Saturday 7 December 2019

Business briefs: Limerick oil company circling Morocco

LIMERICK-based Circle Oil has began a 12-well drilling programme in Morocco. The first well broke ground in recent days and has two main targets with an estimated combined resource of 2.8 bn cubic feet of gas. Circle, which has operations in Egypt and Morocco and licences in Tunisia and Oman, is currently producing 7m standard cubic feet of gas per day from its existing Moroccan licences.


FASTER-than-expected gains in US natural gas inventories are easing concern that a shortage is looming next winter. Money managers' net-long position fell 9.1pc last week to the lowest level since December, the US Commodity Futures Trading Commission said. Bearish wagers are the highest in more than four months. Gas futures fell 9.2pc in the period as stockpile gains topped analysts' forecasts for a third week.


EUROPEAN central banks made a fourth gold agreement, without a cap on sales for the first time. The European Central Bank and 20 others said they currently do not have any plans to dispose of "significant" amounts of gold, without giving a limit. Banks agreed to cap sales at 400 tonnes of the metal a year through September 2014, and no more than 500 tonnes a year in the pact that expired in September 2009.

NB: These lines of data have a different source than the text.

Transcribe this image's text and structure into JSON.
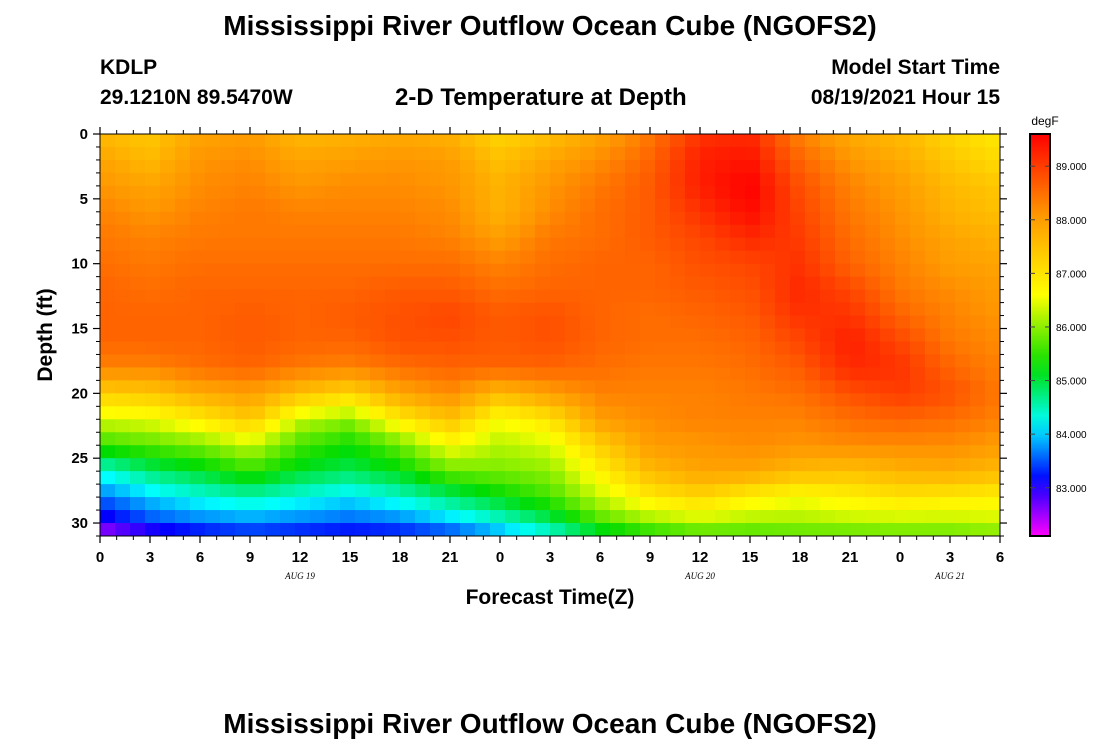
{
  "header": {
    "title": "Mississippi River Outflow Ocean Cube (NGOFS2)",
    "station_id": "KDLP",
    "coordinates": "29.1210N  89.5470W",
    "subtitle": "2-D Temperature at Depth",
    "model_start_label": "Model Start Time",
    "model_start_value": "08/19/2021 Hour 15"
  },
  "footer": {
    "title": "Mississippi River Outflow Ocean Cube (NGOFS2)"
  },
  "chart_data": {
    "type": "heatmap",
    "title": "2-D Temperature at Depth",
    "xlabel": "Forecast Time(Z)",
    "ylabel": "Depth (ft)",
    "x_unit": "hours from 00Z Aug 19",
    "xlim": [
      0,
      54
    ],
    "ylim": [
      31,
      0
    ],
    "x_ticks": [
      0,
      3,
      6,
      9,
      12,
      15,
      18,
      21,
      24,
      27,
      30,
      33,
      36,
      39,
      42,
      45,
      48,
      51,
      54
    ],
    "x_tick_labels": [
      "0",
      "3",
      "6",
      "9",
      "12",
      "15",
      "18",
      "21",
      "0",
      "3",
      "6",
      "9",
      "12",
      "15",
      "18",
      "21",
      "0",
      "3",
      "6"
    ],
    "y_ticks": [
      0,
      5,
      10,
      15,
      20,
      25,
      30
    ],
    "y_tick_labels": [
      "0",
      "5",
      "10",
      "15",
      "20",
      "25",
      "30"
    ],
    "date_labels": [
      {
        "label": "AUG 19",
        "x": 12
      },
      {
        "label": "AUG 20",
        "x": 36
      },
      {
        "label": "AUG 21",
        "x": 51
      }
    ],
    "colorbar": {
      "unit": "degF",
      "min": 82.1,
      "max": 89.6,
      "ticks": [
        83.0,
        84.0,
        85.0,
        86.0,
        87.0,
        88.0,
        89.0
      ],
      "tick_labels": [
        "83.000",
        "84.000",
        "85.000",
        "86.000",
        "87.000",
        "88.000",
        "89.000"
      ]
    },
    "time_hours": [
      0,
      3,
      6,
      9,
      12,
      15,
      18,
      21,
      24,
      27,
      30,
      33,
      36,
      39,
      42,
      45,
      48,
      51,
      54
    ],
    "depth_ft": [
      0,
      2,
      4,
      6,
      8,
      10,
      12,
      14,
      16,
      18,
      20,
      22,
      24,
      26,
      28,
      30,
      31
    ],
    "values": [
      [
        87.6,
        87.4,
        87.9,
        88.0,
        87.6,
        87.7,
        87.8,
        87.7,
        87.2,
        87.5,
        87.9,
        88.4,
        89.1,
        89.2,
        88.3,
        87.8,
        87.6,
        87.2,
        86.9
      ],
      [
        87.9,
        87.6,
        88.1,
        88.2,
        87.9,
        88.0,
        88.1,
        88.0,
        87.5,
        87.9,
        88.2,
        88.6,
        89.3,
        89.4,
        88.6,
        88.1,
        87.8,
        87.4,
        87.1
      ],
      [
        88.1,
        87.9,
        88.2,
        88.3,
        88.1,
        88.2,
        88.2,
        88.1,
        87.7,
        88.1,
        88.4,
        88.7,
        89.3,
        89.6,
        88.8,
        88.3,
        88.0,
        87.6,
        87.4
      ],
      [
        88.3,
        88.1,
        88.3,
        88.4,
        88.3,
        88.3,
        88.3,
        88.2,
        87.7,
        88.2,
        88.5,
        88.7,
        89.1,
        89.5,
        88.9,
        88.4,
        88.1,
        87.7,
        87.5
      ],
      [
        88.4,
        88.3,
        88.4,
        88.4,
        88.4,
        88.4,
        88.4,
        88.3,
        88.0,
        88.4,
        88.5,
        88.7,
        88.9,
        89.2,
        89.0,
        88.5,
        88.2,
        87.9,
        87.7
      ],
      [
        88.5,
        88.4,
        88.5,
        88.5,
        88.5,
        88.5,
        88.5,
        88.5,
        88.3,
        88.5,
        88.6,
        88.6,
        88.8,
        88.9,
        89.1,
        88.6,
        88.3,
        88.0,
        87.9
      ],
      [
        88.6,
        88.5,
        88.6,
        88.6,
        88.6,
        88.6,
        88.7,
        88.7,
        88.5,
        88.6,
        88.6,
        88.6,
        88.7,
        88.8,
        89.2,
        88.9,
        88.4,
        88.2,
        88.0
      ],
      [
        88.6,
        88.6,
        88.6,
        88.7,
        88.6,
        88.7,
        88.8,
        88.9,
        88.7,
        88.8,
        88.6,
        88.5,
        88.6,
        88.7,
        89.1,
        89.1,
        88.6,
        88.3,
        88.1
      ],
      [
        88.6,
        88.6,
        88.6,
        88.7,
        88.6,
        88.6,
        88.8,
        88.8,
        88.7,
        88.8,
        88.6,
        88.5,
        88.5,
        88.6,
        88.9,
        89.3,
        88.9,
        88.4,
        88.2
      ],
      [
        88.3,
        88.3,
        88.5,
        88.6,
        88.4,
        88.3,
        88.5,
        88.6,
        88.6,
        88.6,
        88.5,
        88.4,
        88.4,
        88.5,
        88.7,
        89.2,
        89.1,
        88.6,
        88.3
      ],
      [
        87.3,
        87.4,
        87.8,
        88.0,
        87.5,
        87.2,
        87.9,
        88.2,
        87.6,
        88.0,
        88.3,
        88.3,
        88.3,
        88.4,
        88.5,
        88.8,
        89.0,
        88.8,
        88.4
      ],
      [
        86.4,
        86.5,
        86.9,
        87.4,
        86.3,
        86.0,
        86.9,
        87.5,
        86.6,
        87.0,
        88.0,
        88.2,
        88.3,
        88.3,
        88.3,
        88.5,
        88.6,
        88.5,
        88.3
      ],
      [
        85.5,
        85.7,
        85.9,
        86.3,
        85.6,
        85.3,
        85.8,
        86.6,
        86.2,
        86.4,
        87.3,
        88.0,
        88.1,
        88.2,
        88.1,
        88.2,
        88.2,
        88.2,
        88.0
      ],
      [
        84.3,
        84.8,
        85.1,
        85.5,
        85.1,
        84.9,
        85.2,
        85.8,
        85.9,
        86.0,
        86.8,
        87.6,
        87.9,
        87.9,
        87.6,
        87.5,
        87.7,
        87.8,
        87.6
      ],
      [
        83.6,
        84.0,
        84.3,
        84.5,
        84.3,
        84.1,
        84.4,
        84.8,
        85.2,
        85.6,
        86.3,
        86.9,
        87.2,
        86.8,
        86.6,
        86.8,
        87.0,
        86.9,
        86.8
      ],
      [
        82.9,
        83.4,
        83.6,
        83.7,
        83.6,
        83.5,
        83.6,
        83.9,
        84.3,
        84.8,
        85.6,
        86.0,
        86.2,
        86.1,
        86.1,
        86.2,
        86.2,
        86.2,
        86.3
      ],
      [
        82.3,
        82.7,
        83.0,
        83.2,
        83.1,
        83.0,
        83.1,
        83.3,
        83.7,
        84.2,
        84.8,
        85.2,
        85.5,
        85.5,
        85.6,
        85.6,
        85.7,
        85.7,
        85.8
      ]
    ]
  }
}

THE two new nominees to the Federal Reserve's Board of Governors are expected to push for an expanded Fed role in managing the US economy. The arrival of former Bank of Israel Governor Stanley Fischer and former US Treasury official Lael Brainard will add two strong voices to Chair Janet Yellen's view that loose monetary policy needs to be extended. Fischer intervened directly in Israel's mortgage market to tackle a real estate bubble, while Brainard pushed for aggressive action from the European Central Bank in the eurozone crisis.


EUROPE'S biggest insurer Allianz has begun applying a notional charge in its accounts to reflect the risk of holding government bonds as investments, drawing a lesson from the euro zone debt crisis that may prompt others to follow suit. Government bonds, which account for the lion's share of insurers' investments, are treated as risk-free by regulators. But the fallacy of that position became clear when the spectre of default threatened a number of European countries in the wake of the financial crisis.